BoQ results disappoint, CEO Rose warns of tough times ahead
The Australian 12:00am April 12, 2019
Joyce Moullakis
Bank of Queensland interim chief Anthony Rose is adamant the lender is “staring into” a tough period ahead, as he warned earnings would not improve in the second half and declared the lowest half-year dividend in about five years.
The Brisbane-based bank disappointed investors yesterday with an interim profit that was weighed on by factors, including an underperforming retail bank, issues with its owner-manager branches and higher costs.
Mr Rose told The Australian while there were operational challenges for BoQ, he didn’t expect the May 18 federal election to curb already softer lending volumes across housing and business loans.
“I don’t think it tends to have an impact on lending,” he said.
But BoQ and its regional peers are using the election to step up their combined and separate lobbying against heavier capital requirements for smaller banks.
Mr Rose said the bank had made submissions to both politi cal parties to stress the importance of competition in the sector and levelling the playing field on capital requirements.
BoQ’s cash profit for the six months ended February 28 fell 8 per cent to $167 million, slightly below market expectations.
The bank warned, though, that second-half earnings were “unlikely to improve” form the preceding six months. That was coupled with a 4c per share cut to the interim dividend which came in at 34c, fully franked.
BoQ’s shares tumbled 4.9 per cent to $8.95 yesterday, marking the biggest one-day drop in almost two months after an earnings downgrade in February.
Fund managers and analysts said the result underscored the challenges facing smaller lenders in a slowing credit growth environment and raised the spectre that regional banks may again restart talks about mergers and acquisitions.
“A lot of the market expected a dividend cut, it (the market’s reaction) is more about the outlook,” Regal Funds Management’s Mark Nathan said of the result, adding that concerns about the bank’s owner-manager model and capital costs ensured caution on BoQ.
“Those are the sorts of things that are weighing on BoQ and certainly they are weighing on the other regional banks.”
On potential for consolidation in the sector, Mr Nathan added: “Regional banks, because of their scale, will continue to struggle to have very competitive cost bases.
“I’d be surprised if every regional (bank) hasn’t run the numbers on the others.” Citigroup analysts were of a similar view. “Flat earnings into the second half of 2019 are likely to lead to consensus downgrades,” they said. “This further raises the prospect of regional banking consolidation in our view as the regionals struggle.”
BoQ’s net interest margin, a measure of loan profitability, fell three basis points in the half to 1.94 per cent as it paid out more commissions to mortgage brokers.
In the retail bank, housing loan growth in the Virgin Money unit was far offset by negative results from BoQ’s own loan channel.
Mr Rose said the bank was undertaking several measures, upgrading technology, and changing the pay model for its owner-managed branches in an attempt to revive performance.
The loan impairment expense rose to $30m, although BoQ said much of the increase related to accounting changes.
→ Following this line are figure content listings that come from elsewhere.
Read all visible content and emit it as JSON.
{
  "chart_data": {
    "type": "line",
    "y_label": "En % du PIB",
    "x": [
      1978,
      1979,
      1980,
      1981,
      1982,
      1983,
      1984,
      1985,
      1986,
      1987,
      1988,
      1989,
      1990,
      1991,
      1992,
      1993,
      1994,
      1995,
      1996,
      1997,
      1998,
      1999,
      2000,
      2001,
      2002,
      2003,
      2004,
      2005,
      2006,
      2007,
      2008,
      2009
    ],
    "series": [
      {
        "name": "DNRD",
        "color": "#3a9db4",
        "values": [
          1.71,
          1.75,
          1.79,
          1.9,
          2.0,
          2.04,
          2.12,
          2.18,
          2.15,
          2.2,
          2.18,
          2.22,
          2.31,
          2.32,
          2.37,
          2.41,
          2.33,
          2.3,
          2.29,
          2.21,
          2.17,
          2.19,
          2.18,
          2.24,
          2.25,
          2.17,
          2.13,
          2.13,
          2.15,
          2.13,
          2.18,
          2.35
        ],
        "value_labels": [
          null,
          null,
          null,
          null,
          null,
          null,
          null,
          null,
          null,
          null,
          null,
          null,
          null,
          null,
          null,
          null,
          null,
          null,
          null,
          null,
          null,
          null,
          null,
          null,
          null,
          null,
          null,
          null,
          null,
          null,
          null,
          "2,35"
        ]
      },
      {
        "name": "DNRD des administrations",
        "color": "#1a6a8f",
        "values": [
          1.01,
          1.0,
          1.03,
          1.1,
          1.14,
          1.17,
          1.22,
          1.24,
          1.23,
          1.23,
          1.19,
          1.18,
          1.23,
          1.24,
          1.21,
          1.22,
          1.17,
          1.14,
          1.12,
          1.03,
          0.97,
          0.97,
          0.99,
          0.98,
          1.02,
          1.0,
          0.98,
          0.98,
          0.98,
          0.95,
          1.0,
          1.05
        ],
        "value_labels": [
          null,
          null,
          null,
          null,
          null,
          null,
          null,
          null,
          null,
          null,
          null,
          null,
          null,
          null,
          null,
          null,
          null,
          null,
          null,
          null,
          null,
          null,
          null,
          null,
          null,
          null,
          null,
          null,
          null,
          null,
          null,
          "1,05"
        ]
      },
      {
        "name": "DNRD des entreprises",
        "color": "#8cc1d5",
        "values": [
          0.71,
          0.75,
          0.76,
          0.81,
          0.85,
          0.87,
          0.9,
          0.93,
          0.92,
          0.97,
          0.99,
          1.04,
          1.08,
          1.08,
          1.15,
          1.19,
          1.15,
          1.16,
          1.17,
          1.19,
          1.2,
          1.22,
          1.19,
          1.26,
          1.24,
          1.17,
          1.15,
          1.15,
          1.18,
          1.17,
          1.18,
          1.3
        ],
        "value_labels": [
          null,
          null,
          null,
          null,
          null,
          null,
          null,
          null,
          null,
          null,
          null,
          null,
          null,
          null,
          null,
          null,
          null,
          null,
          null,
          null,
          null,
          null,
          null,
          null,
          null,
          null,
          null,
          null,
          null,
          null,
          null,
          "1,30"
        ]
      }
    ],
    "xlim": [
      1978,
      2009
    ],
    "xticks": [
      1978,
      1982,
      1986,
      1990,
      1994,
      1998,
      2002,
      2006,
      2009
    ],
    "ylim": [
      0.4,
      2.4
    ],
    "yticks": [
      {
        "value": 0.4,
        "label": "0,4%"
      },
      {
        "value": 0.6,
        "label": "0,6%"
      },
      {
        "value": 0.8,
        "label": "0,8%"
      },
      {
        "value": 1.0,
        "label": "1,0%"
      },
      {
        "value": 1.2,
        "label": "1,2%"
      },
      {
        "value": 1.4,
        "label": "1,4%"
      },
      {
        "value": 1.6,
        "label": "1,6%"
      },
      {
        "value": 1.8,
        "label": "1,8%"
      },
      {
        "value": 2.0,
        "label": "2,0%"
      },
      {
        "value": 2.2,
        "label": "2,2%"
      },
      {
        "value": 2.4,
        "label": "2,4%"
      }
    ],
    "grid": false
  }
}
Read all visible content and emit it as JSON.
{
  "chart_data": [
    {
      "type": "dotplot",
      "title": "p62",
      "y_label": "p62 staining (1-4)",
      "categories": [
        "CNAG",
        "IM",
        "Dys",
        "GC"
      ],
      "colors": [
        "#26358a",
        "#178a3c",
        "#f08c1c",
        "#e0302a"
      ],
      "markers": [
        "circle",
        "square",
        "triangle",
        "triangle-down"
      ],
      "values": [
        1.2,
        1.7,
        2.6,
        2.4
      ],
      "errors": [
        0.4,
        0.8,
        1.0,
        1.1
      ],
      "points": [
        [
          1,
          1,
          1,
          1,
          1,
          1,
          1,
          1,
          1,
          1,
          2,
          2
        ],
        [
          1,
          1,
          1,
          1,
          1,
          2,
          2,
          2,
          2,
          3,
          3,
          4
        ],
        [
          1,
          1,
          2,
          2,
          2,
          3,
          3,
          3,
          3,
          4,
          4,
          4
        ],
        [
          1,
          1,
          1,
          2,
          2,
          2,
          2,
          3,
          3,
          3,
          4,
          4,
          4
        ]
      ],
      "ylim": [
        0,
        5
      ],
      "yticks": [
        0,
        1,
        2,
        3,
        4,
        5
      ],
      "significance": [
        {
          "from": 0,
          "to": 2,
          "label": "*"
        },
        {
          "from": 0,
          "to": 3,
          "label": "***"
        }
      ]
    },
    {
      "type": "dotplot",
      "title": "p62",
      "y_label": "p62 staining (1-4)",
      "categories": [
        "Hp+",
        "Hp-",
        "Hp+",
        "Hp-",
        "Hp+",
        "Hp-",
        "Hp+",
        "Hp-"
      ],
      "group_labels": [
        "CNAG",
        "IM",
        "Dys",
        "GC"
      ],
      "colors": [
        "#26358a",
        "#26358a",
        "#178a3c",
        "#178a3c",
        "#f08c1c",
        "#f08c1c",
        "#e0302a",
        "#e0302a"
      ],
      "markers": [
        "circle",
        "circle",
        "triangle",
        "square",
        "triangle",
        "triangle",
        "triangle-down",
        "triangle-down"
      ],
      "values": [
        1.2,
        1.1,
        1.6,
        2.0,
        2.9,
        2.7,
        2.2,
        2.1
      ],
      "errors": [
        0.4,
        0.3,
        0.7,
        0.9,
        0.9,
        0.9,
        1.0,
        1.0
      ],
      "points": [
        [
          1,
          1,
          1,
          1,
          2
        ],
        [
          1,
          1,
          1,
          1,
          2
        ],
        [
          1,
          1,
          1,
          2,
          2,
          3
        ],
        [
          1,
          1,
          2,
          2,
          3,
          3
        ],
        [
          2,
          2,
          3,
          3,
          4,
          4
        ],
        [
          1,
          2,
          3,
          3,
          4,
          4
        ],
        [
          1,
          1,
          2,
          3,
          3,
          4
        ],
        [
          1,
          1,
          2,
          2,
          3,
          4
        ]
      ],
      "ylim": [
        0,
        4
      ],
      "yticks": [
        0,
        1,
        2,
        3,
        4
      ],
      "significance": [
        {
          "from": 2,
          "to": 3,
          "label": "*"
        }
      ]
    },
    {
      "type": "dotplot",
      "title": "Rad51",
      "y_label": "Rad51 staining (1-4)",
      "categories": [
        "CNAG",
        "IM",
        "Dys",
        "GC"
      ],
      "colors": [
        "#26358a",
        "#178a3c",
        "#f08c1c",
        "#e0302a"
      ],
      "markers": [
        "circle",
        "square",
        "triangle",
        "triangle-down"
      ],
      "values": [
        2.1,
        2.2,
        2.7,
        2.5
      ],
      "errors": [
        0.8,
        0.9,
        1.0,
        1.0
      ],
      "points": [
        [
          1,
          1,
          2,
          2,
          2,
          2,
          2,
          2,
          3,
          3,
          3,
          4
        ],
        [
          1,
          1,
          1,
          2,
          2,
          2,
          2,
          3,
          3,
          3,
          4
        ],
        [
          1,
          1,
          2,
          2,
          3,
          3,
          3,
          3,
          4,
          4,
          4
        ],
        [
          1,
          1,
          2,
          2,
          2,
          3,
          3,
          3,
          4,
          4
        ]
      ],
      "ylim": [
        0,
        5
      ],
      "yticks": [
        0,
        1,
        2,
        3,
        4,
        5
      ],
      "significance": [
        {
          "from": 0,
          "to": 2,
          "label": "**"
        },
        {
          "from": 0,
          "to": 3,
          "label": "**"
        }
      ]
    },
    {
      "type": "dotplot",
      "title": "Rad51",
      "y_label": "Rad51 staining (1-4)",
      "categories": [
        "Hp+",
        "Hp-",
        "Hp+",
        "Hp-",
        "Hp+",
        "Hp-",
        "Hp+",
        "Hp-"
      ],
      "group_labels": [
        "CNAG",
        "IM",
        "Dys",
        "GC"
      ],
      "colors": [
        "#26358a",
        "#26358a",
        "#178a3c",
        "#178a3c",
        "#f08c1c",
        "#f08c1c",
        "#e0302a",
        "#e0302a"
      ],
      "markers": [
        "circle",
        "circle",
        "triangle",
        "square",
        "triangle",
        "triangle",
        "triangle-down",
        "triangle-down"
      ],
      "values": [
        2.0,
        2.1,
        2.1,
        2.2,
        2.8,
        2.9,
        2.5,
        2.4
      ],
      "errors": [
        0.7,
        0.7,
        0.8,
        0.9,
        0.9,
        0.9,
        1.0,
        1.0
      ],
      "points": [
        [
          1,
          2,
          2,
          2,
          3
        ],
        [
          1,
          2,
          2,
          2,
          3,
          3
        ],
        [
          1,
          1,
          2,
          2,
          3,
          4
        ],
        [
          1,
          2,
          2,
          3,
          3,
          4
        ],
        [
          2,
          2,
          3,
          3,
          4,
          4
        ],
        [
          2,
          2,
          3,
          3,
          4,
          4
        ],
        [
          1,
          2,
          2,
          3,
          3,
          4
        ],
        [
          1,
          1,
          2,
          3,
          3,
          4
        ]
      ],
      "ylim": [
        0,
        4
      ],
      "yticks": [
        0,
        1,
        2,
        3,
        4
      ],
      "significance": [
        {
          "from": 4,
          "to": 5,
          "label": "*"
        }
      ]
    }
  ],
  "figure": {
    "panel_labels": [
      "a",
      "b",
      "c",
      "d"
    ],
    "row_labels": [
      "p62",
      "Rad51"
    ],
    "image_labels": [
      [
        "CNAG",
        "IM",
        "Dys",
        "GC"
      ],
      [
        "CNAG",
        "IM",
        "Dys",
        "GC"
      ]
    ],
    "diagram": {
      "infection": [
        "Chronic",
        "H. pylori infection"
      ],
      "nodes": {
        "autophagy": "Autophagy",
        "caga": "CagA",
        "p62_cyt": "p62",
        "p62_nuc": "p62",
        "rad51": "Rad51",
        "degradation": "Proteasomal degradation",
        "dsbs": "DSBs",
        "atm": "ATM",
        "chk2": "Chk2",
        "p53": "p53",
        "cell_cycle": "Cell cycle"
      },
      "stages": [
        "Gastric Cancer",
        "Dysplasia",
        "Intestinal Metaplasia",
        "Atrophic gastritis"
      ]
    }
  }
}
There were “no areas” of concern in loan arrears, despite a seasonal uptick in the bank’s finance division.
BoQ’s business division posted loan growth of 8 per cent annualised, but cash earnings in the unit fell 5 per cent. The financing unit — which covers equipment, dealer and structured programs — saw 13 per cent annualised growth.
The retail arm saw a sharp 12 per cent decline in cash earnings.
Mr Rose cautioned of short-term headwinds, including additional compliance costs stemming from the Hayne royal commission, but he is optimistic longer term. “We see the upside beyond that (short-term),” he said.
BoQ’s earnings-per-share dropped 10 per cent to 41.8c.